The numbers did not sit comfortably with the president's claims that a US economic renaissance was underway in his second term.
They
were instead a bleak reminder that, at some point, there were likely to
be economic consequences for the world of disruption he had unleashed
on the US and global economies.
The
relative strength of the US economy to date — apparently defying the
price and activity shocks that had been predicted to flow from his
erratic tariff announcements — has insulated the Trump administration
politically from quite a lot of domestic unease.

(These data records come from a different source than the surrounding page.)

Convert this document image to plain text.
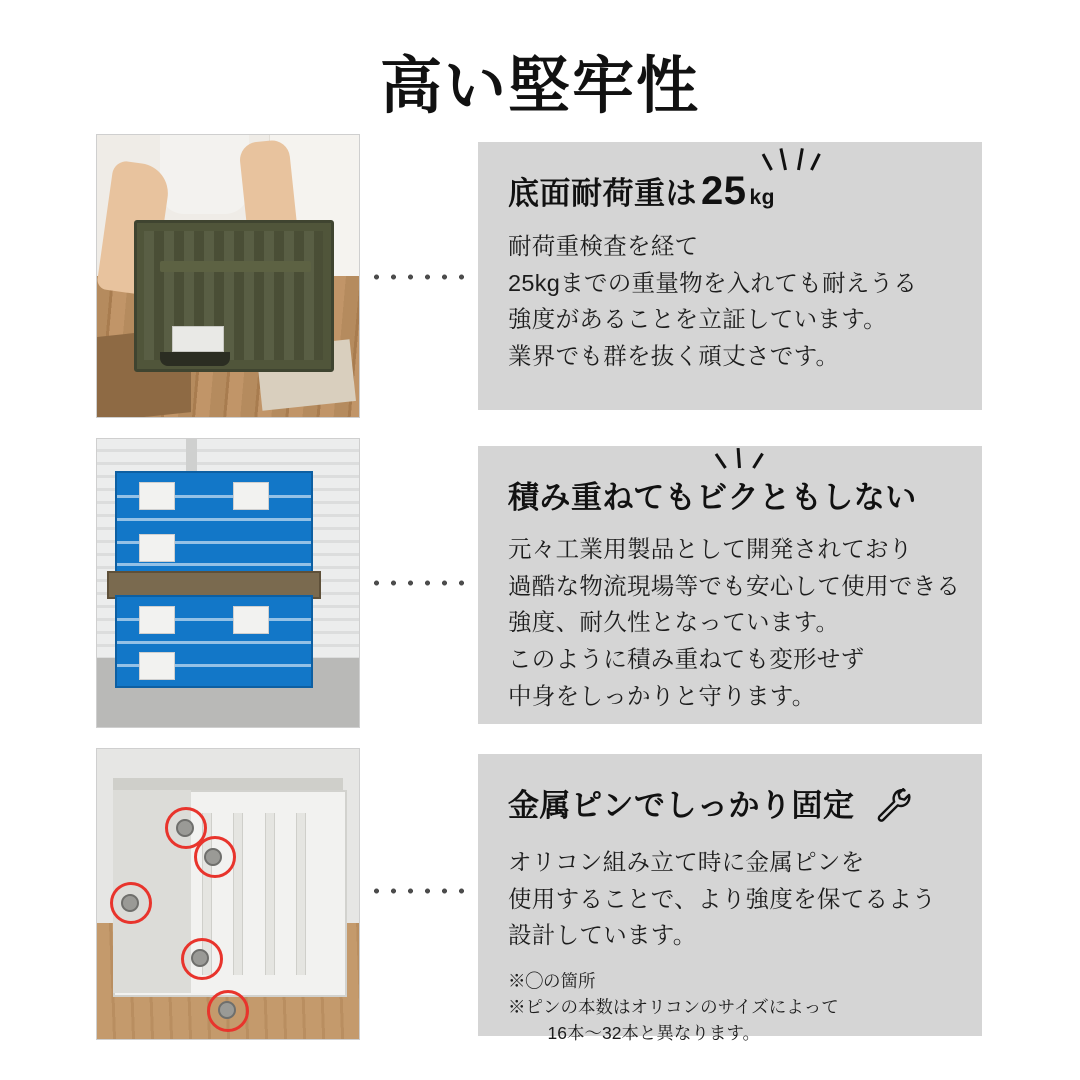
高い堅牢性
底面耐荷重は 25 kg
耐荷重検査を経て
25kgまでの重量物を入れても耐えうる
強度があることを立証しています。
業界でも群を抜く頑丈さです。
積み重ねてもビクともしない
元々工業用製品として開発されており
過酷な物流現場等でも安心して使用できる
強度、耐久性となっています。
このように積み重ねても変形せず
中身をしっかりと守ります。
金属ピンでしっかり固定
オリコン組み立て時に金属ピンを
使用することで、より強度を保てるよう
設計しています。
※◯の箇所
※ピンの本数はオリコンのサイズによって
　16本〜32本と異なります。
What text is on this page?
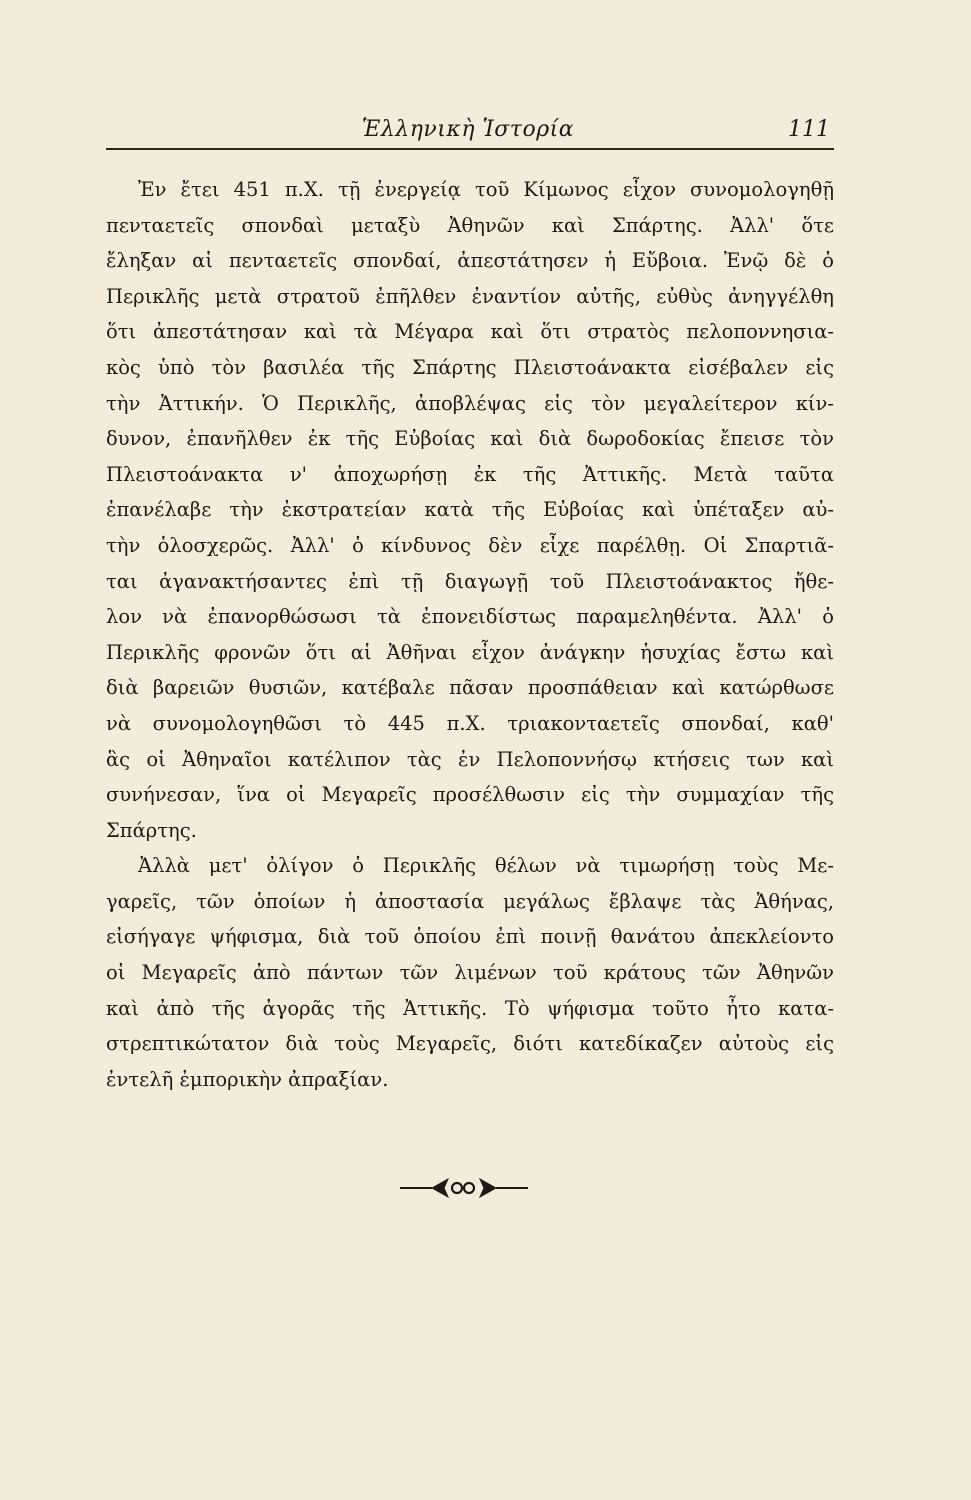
Ἑλληνικὴ Ἱστορία	111
Ἐν ἔτει 451 π.Χ. τῇ ἐνεργείᾳ τοῦ Κίμωνος εἶχον συνομολογηθῇ
πενταετεῖς σπονδαὶ μεταξὺ Ἀθηνῶν καὶ Σπάρτης. Ἀλλ' ὅτε
ἔληξαν αἱ πενταετεῖς σπονδαί, ἀπεστάτησεν ἡ Εὔβοια. Ἐνῷ δὲ ὁ
Περικλῆς μετὰ στρατοῦ ἐπῆλθεν ἐναντίον αὐτῆς, εὐθὺς ἀνηγγέλθη
ὅτι ἀπεστάτησαν καὶ τὰ Μέγαρα καὶ ὅτι στρατὸς πελοποννησια-
κὸς ὑπὸ τὸν βασιλέα τῆς Σπάρτης Πλειστοάνακτα εἰσέβαλεν εἰς
τὴν Ἀττικήν. Ὁ Περικλῆς, ἀποβλέψας εἰς τὸν μεγαλείτερον κίν-
δυνον, ἐπανῆλθεν ἐκ τῆς Εὐβοίας καὶ διὰ δωροδοκίας ἔπεισε τὸν
Πλειστοάνακτα ν' ἀποχωρήσῃ ἐκ τῆς Ἀττικῆς. Μετὰ ταῦτα
ἐπανέλαβε τὴν ἐκστρατείαν κατὰ τῆς Εὐβοίας καὶ ὑπέταξεν αὐ-
τὴν ὁλοσχερῶς. Ἀλλ' ὁ κίνδυνος δὲν εἶχε παρέλθῃ. Οἱ Σπαρτιᾶ-
ται ἀγανακτήσαντες ἐπὶ τῇ διαγωγῇ τοῦ Πλειστοάνακτος ἤθε-
λον νὰ ἐπανορθώσωσι τὰ ἐπονειδίστως παραμεληθέντα. Ἀλλ' ὁ
Περικλῆς φρονῶν ὅτι αἱ Ἀθῆναι εἶχον ἀνάγκην ἡσυχίας ἔστω καὶ
διὰ βαρειῶν θυσιῶν, κατέβαλε πᾶσαν προσπάθειαν καὶ κατώρθωσε
νὰ συνομολογηθῶσι τὸ 445 π.Χ. τριακονταετεῖς σπονδαί, καθ'
ἃς οἱ Ἀθηναῖοι κατέλιπον τὰς ἐν Πελοποννήσῳ κτήσεις των καὶ
συνήνεσαν, ἵνα οἱ Μεγαρεῖς προσέλθωσιν εἰς τὴν συμμαχίαν τῆς
Σπάρτης.
Ἀλλὰ μετ' ὀλίγον ὁ Περικλῆς θέλων νὰ τιμωρήσῃ τοὺς Με-
γαρεῖς, τῶν ὁποίων ἡ ἀποστασία μεγάλως ἔβλαψε τὰς Ἀθήνας,
εἰσήγαγε ψήφισμα, διὰ τοῦ ὁποίου ἐπὶ ποινῇ θανάτου ἀπεκλείοντο
οἱ Μεγαρεῖς ἀπὸ πάντων τῶν λιμένων τοῦ κράτους τῶν Ἀθηνῶν
καὶ ἀπὸ τῆς ἀγορᾶς τῆς Ἀττικῆς. Τὸ ψήφισμα τοῦτο ἦτο κατα-
στρεπτικώτατον διὰ τοὺς Μεγαρεῖς, διότι κατεδίκαζεν αὐτοὺς εἰς
ἐντελῆ ἐμπορικὴν ἀπραξίαν.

But that could all change if the early signs of a slowdown we are now seeing start to accelerate.
Economic
growth statistics released just before the labour force figures had
already suggested that slowing consumption was driving the economy to
lose momentum.
Former
US Labor Department's Bureau of Labor Statistics commissioner Erika
McEntarfer was sacked by President Donald Trump over jobs figures that
showed much lower-than-expected growth. (Reuters: Supplied / US Bureau of Labor Statistics)
Ironically,
perhaps, the weak numbers have added to the president's strident
attacks on the US Federal Reserve, which he demands must cut interest
rates.
But Trump did not see it
that way and he shocked markets and observers by immediately announcing
he was sacking the woman responsible for producing the job numbers.
His move to fire the head of the Bureau of Labor Statistics
(BLS), Erika McEntarfer, is unprecedented and has raised questions
about whether economic data upon which financial markets rely will now
be subject to politicisation and thus be rendered non-credible.
"Last
weeks Job's Report was RIGGED, just like the numbers prior to the
Presidential Election were Rigged. That's why, in both cases, there was
massive, record setting revisions, in favor of the Radical Left
Democrats," Trump posted on Truth Social, claiming McEntarfer had
manipulated the key economic data without offering any evidence.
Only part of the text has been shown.